In Duitsland gold hij als een instituut en hij noemde zichzelf de eerste ‘vrij improviserende deejay’. Klaus Quirini, de man die Meister & Bollier ooit in het oor fluisterde om Les Reed’s ‘Man of Action’ te kiezen als kenwijsje voor RNI, is gisteren, 17 maart, overleden. Hij werd 81.
De Duitser Klaus Quirini, geboren op 19 april 1941, begon op 19 oktober 1959 plaatjes te draaien in de Jockey Tanz Bar in Aken, een uitgaansclub die – zoals de naam al laat vermoeden – verbonden was aan een ruiterclub niet ver van de Zuid-Limburgse grens. Daarmee was de eerste discotheek ter wereld een feit. Tot dan toe bestonden alleen dansgelegenheden met livemuziek. Als artiestennaam koos hij voor DJ Heinrich.

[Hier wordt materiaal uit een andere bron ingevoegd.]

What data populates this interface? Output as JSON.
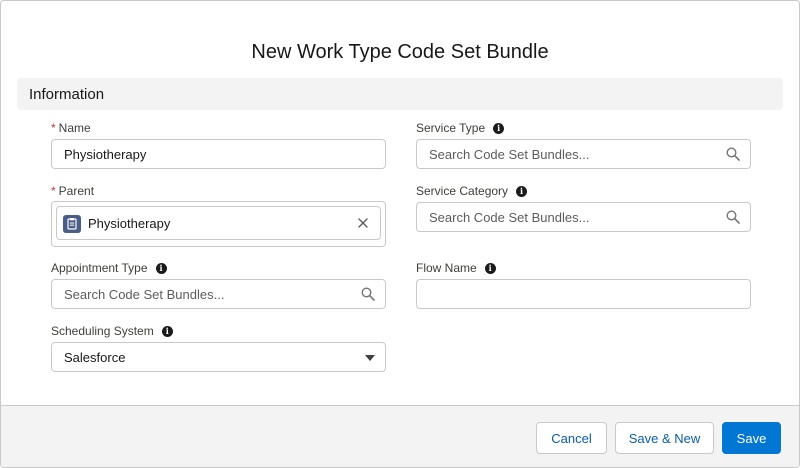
{
  "modal": {
    "title": "New Work Type Code Set Bundle"
  },
  "section": {
    "title": "Information"
  },
  "fields": {
    "name": {
      "label": "Name",
      "required_marker": "*",
      "value": "Physiotherapy"
    },
    "service_type": {
      "label": "Service Type",
      "placeholder": "Search Code Set Bundles..."
    },
    "parent": {
      "label": "Parent",
      "required_marker": "*",
      "selected": "Physiotherapy"
    },
    "service_category": {
      "label": "Service Category",
      "placeholder": "Search Code Set Bundles..."
    },
    "appointment_type": {
      "label": "Appointment Type",
      "placeholder": "Search Code Set Bundles..."
    },
    "flow_name": {
      "label": "Flow Name",
      "value": ""
    },
    "scheduling_system": {
      "label": "Scheduling System",
      "selected": "Salesforce"
    }
  },
  "info_icon_glyph": "i",
  "footer": {
    "cancel_label": "Cancel",
    "save_new_label": "Save & New",
    "save_label": "Save"
  },
  "colors": {
    "brand": "#0176d3",
    "required": "#c23934",
    "neutral_text": "#0b5cab",
    "record_icon_bg": "#4a5d86"
  },
  "icons": {
    "info": "info-icon",
    "search": "search-icon",
    "close": "close-icon",
    "record": "record-icon",
    "dropdown": "chevron-down-icon"
  }
}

Quirini, 1,90 meter groot en amper 65 kg, profileerde zich als de ‘eerste vrij improviserende deejay’ in Duitsland. Al kwam dat die bewuste avond in 1959 allemaal heel toevallig. Eigenaar Franzkarl Schwender wilde voor het openingsfeest van zijn club geen orkest inhuren, zoals dat toen gebruikelijk was. Hij gebruikte in plaats daarvan een platenspeler.

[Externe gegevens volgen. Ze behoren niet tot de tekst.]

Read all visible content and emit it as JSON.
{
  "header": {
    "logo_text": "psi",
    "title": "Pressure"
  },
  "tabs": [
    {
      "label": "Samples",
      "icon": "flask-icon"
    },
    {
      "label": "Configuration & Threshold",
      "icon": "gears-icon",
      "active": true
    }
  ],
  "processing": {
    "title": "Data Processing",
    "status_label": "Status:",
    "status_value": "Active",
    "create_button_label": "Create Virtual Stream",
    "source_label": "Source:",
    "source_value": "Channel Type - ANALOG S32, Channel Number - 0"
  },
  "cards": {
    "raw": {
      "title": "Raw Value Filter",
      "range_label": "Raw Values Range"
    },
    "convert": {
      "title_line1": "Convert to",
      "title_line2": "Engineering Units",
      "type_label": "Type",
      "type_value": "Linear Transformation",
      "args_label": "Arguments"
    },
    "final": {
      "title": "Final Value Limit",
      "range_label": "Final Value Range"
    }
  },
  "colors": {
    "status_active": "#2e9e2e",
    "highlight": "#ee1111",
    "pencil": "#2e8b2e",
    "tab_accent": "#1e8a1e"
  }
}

Klaus, die als jonge reporter voor een krant aanwezig was op het evenement, vond dat heel saai en hij merkte dat ook de meeste bezoekers zich verveelden. Hij nam de platenspeler over – mengpanelen voor disco’s bestonden nog helemaal niet, die werden pas jaren later ontwikkeld – en begon tussen de liedjes commentaar te geven en publieksspelletjes aan te kondigen.
Hij hanteerde daarbij de spontane presentatiestijl van de bekende radio-dj’s van die tijd, zoals Chris Howland van de NWDR. De reacties waren geweldig, er werd gedanst en maandenlang applaudisseerden de bezoekers na elke aankondiging. DJ Heinrich bleef er acht jaar lang als het ware de ‘resident-dj’.

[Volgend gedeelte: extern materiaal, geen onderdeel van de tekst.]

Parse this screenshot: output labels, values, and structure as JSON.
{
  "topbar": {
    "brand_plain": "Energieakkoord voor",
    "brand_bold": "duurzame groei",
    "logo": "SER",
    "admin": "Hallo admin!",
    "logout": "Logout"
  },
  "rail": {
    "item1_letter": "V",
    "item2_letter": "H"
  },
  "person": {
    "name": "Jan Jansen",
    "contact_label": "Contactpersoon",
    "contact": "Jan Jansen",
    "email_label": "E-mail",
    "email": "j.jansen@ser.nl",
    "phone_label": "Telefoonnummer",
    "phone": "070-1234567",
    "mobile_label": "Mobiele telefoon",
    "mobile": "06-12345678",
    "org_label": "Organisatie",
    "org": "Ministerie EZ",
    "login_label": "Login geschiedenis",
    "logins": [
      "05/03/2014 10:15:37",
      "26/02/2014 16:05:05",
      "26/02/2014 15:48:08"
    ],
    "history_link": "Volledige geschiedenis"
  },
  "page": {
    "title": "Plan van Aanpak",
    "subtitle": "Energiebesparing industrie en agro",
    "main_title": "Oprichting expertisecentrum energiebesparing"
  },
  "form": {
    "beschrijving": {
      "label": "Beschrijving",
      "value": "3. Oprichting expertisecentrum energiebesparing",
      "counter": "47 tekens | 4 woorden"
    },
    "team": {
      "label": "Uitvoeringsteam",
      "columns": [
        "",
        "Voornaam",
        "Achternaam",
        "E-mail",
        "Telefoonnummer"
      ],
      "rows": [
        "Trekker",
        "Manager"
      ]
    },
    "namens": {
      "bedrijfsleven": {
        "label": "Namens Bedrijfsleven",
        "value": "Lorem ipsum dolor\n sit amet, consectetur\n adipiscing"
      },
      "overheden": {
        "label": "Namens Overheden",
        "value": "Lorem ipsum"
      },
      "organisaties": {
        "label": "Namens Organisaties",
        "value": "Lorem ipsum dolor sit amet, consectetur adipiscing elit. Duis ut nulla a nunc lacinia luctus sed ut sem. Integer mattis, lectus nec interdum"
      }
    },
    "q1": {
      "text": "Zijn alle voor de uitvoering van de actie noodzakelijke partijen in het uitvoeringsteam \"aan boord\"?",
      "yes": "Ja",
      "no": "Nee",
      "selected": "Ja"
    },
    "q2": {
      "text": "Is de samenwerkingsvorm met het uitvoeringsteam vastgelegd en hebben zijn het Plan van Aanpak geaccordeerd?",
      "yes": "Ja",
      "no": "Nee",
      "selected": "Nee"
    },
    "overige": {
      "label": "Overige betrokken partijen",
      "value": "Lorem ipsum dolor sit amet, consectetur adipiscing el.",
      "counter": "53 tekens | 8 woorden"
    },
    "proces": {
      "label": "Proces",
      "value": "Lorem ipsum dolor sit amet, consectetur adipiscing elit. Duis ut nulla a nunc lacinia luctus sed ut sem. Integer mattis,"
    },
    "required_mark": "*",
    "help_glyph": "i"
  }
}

De club, nadien omgedoopt tot de Scotch Club, lokte al snel ook bezoekers uit het naburige Nederland en België en er ontstonden zelfs wachtrijen voor wie de ‘Heinrich’-shows wilde zien. Zijn stijl bleef altijd pure improvisatie, hij speelde gewoon in op de sfeer in het publiek. Rock ’n roll, de charleston, de madison, de twist, de sirtarki, hij haakte er handig op in met danswedstrijden en andere evenementen. Als hij merkte dat er veel Belgen in de club waren speelde hij probleemloos Charles Aznavour, Edith Piaf en Gilbert Becaud en liet de mensen meezingen.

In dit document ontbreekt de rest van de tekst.